Prove that $f'$ exists for all $x$ in $R$ if $f(x+y)=f(x)f(y)$ and $f'(0)$ exists

A function $f$ is defined in $R$, and $f'(0)$ exist.
Let $f(x+y)=f(x)f(y)$ then prove that $f'$ exists for all $x$ in $R$.

I think I have to use two fact:
$f'(0)$ exists
$f(x+y)=f(x)f(y)$
How to combine these two things to prove that statement?

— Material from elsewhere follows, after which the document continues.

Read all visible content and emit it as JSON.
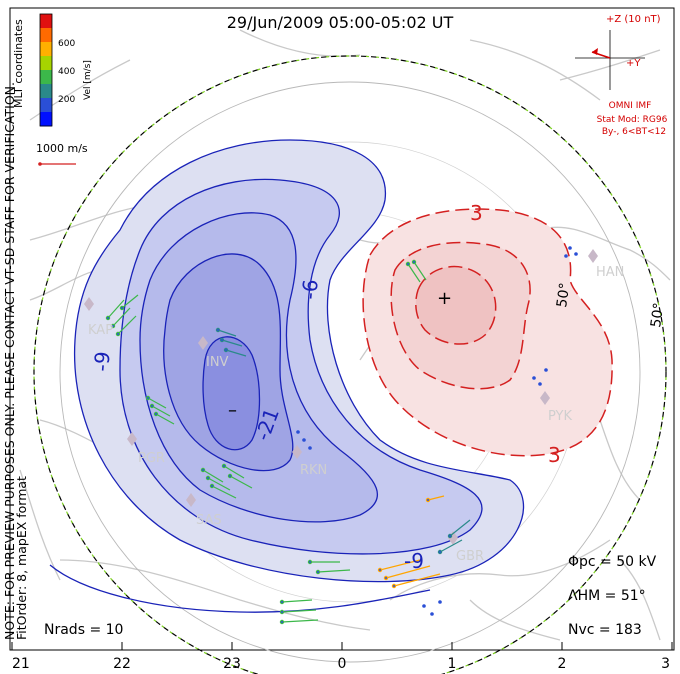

We have $$f(0)=f(0+0)=f(0)f(0)=f^2(0)\Rightarrow f(0)=0\text{ or }f(0)=1$$ If $f(0)=1$ by definition $$f^{\prime}(0)=\lim_{h\to 0}\frac{f(h)-1}{h}$$ and so $$\lim_{h\to 0}\frac{f(x+h)-f(x)}{h}=\lim_{h\to 0}\frac{f(x)f(h)-f(x)}{h}=f(x)\lim_{h\to 0}\frac{f(h)-1}{h}=f(x)f^{\prime}(0)$$ Thus $f$ is differentiable in $\mathbb{R}$

If $f(0)=0$, $f(x)=f(x+0)=0\ \forall x\in \mathbb{R}$ and again $f$ is differentiable.